If you make your own perogies, they are pretty easy to adapt too. I'd be very wary of any frozen or pre-made ones though. Most likely, they are stuffed with meat or dairy and high in fat. But the dough of the perogie is just flour and water (and salt, I think) - so that's totally safe. (I bet some recipes use milk - but that's easy to substitute soy or rice milk.) Then you can stuff it with whatever safe ingredients you please - potatoes and sweet potatoes are always good, or any pureed veggie mixture would be yummy I think, or maybe beans or chicken pieces? Oh, I bet mushrooms would be great... Here's a recipe I have (though, admit, have never used) for basic perogies:
6 cups flour
2 teaspoons salt
2 cups water
Mix dough ingredients until they form a ball. Roll out dough and cut out small pyrohy (perogie). Tip: cut the dough out with the top of a small drinking glass, put a spoonful of filling in the center, fold over so that edges meet, and crimp the edges. Fill with desired mixture. Drop pyrohy into boiling salted water and cook until they float to the top. Take pyrohy out and drain. Pour some oil in which some onions have been sauteed over the pyrohy, coating them well so that they don't stick together. (Personally, I would skip that last step and the added fat!)
Here's a recipe for "Perogie Casserole" from the archive.
My partner's grandmother often makes a potato soup that is easy to adapt too using soy milk instead of milk... it's basically just boiled potatoes, vegetable or chicken broth, parsley, green onions, salt and pepper, and soy milk, and I KNOW there are lots of great baked potato soup recipes in the archive that are almost identical. For example, this is a fabulous one of Kree's. I'm sure a search would also give you more.

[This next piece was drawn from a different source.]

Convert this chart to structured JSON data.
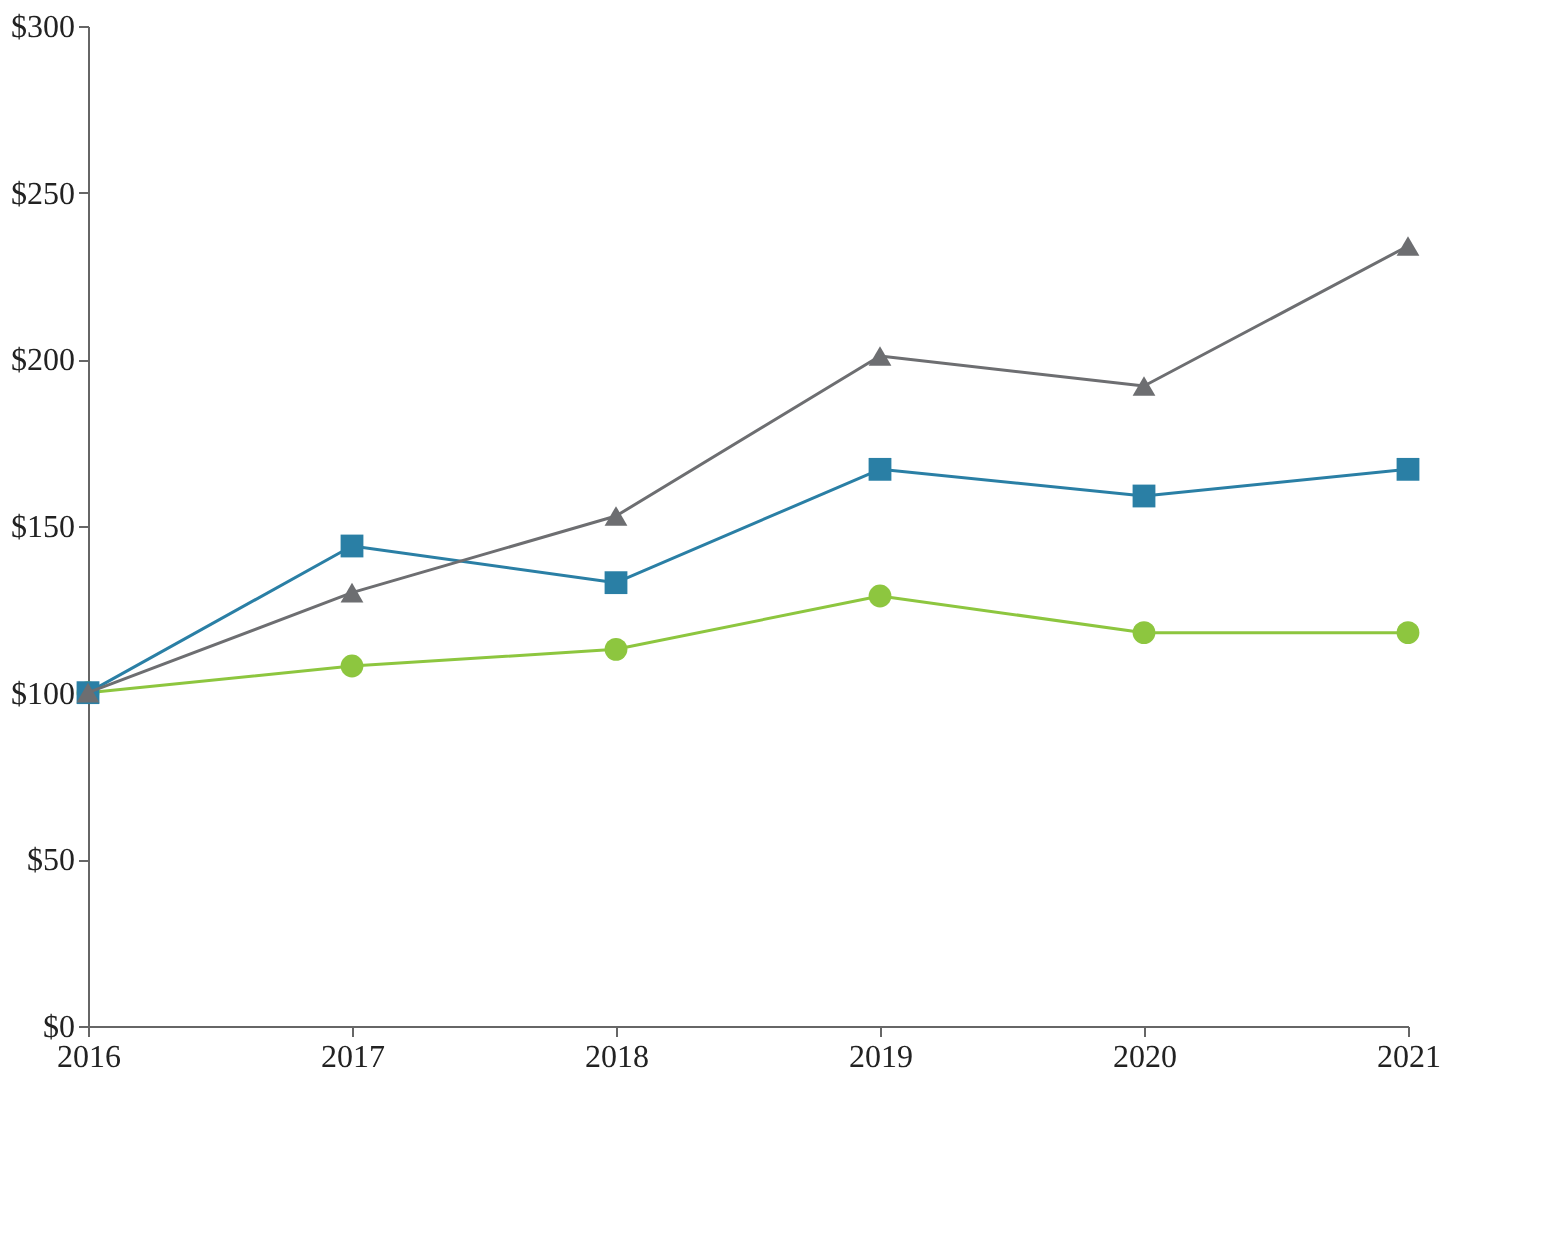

Crepes might be difficult to make low enough fat and still successful... but you could try. Just replace the milk with soy or rice milk, the whole eggs with egg whites (2 egg whites = 1 egg), the butter with canola oil or a safe maragarine - and, importantly reduce it as much as you can possibly can. There are many kinds of fillings that would be safe - how about baked apples with cinnamon? Or pears? Actually, with the SF of the crepe itself, you could probably be safe with most any fruit, depending on your own tolerances of course.
Here's a crepe recipe I found online, adapted appropriately:
1 cup flour
1/4 teaspoon salt
1 and 1/4 cups milk (use soy or rice milk)
2 eggs (use 4 egg whites)
2 tablespoons butter (use canola oil or a safe margarine... reduce by half maybe?)

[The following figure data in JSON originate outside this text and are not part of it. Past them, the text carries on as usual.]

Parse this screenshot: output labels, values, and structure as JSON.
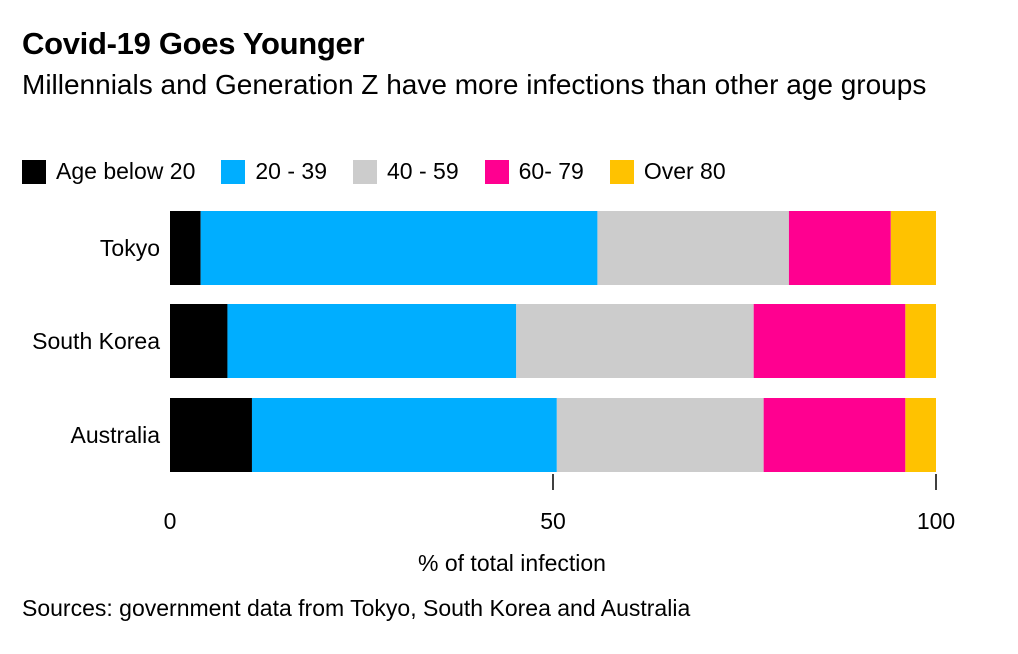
{
  "chart_data": {
    "type": "bar",
    "orientation": "horizontal",
    "stacked": true,
    "title": "Covid-19 Goes Younger",
    "subtitle": "Millennials and Generation Z have more infections than other age groups",
    "categories": [
      "Tokyo",
      "South Korea",
      "Australia"
    ],
    "series": [
      {
        "name": "Age below 20",
        "color": "#000000",
        "values": [
          4,
          7.5,
          10.7
        ]
      },
      {
        "name": "20 - 39",
        "color": "#00aeff",
        "values": [
          51.8,
          37.7,
          39.8
        ]
      },
      {
        "name": "40 - 59",
        "color": "#cccccc",
        "values": [
          25,
          31,
          27
        ]
      },
      {
        "name": "60- 79",
        "color": "#ff0090",
        "values": [
          13.3,
          19.8,
          18.5
        ]
      },
      {
        "name": "Over 80",
        "color": "#ffc200",
        "values": [
          5.9,
          4,
          4
        ]
      }
    ],
    "xlim": [
      0,
      100
    ],
    "xticks": [
      0,
      50,
      100
    ],
    "xlabel": "% of total infection",
    "ylabel": "",
    "legend_position": "top-left",
    "grid": false
  },
  "footer": {
    "source": "Sources: government data from Tokyo, South Korea and Australia"
  }
}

oil (use a spray like Pam)
Mix together the flour, salt, milk and beat until smooth. Add the eggs and mix well. Add the melted butter and mix again. Let this batter stand for a while. Brush the bottom of a frying pan with oil and put over medium heat until it is just hot but not smoking. Pour about 2 tablespoons crepe batter into pan and quickly tilt the pan in all directions so that the batter covers the pan with a thin film. Fry for about 1 minute. Lift the edge of the crepe to test it for doneness. The crepe is ready to be flipped when it can be shaken loose from the pan. Flip the crepe and cook for about 30 seconds on the other side. (This side of the crepe is usually a little spotted brown and is the side the filling is put on.) As each crepe is done, spread the filling over the inside and fold the first two sides over each other and then the other two sides over each other. Place the finished crepe carefully on a plate. Keep doing this until all the crepes are made. It is easier to make with two people working. One makes the crepes, one fills the crepes.
Phew! You asked for Ukranian food... Hope that helps!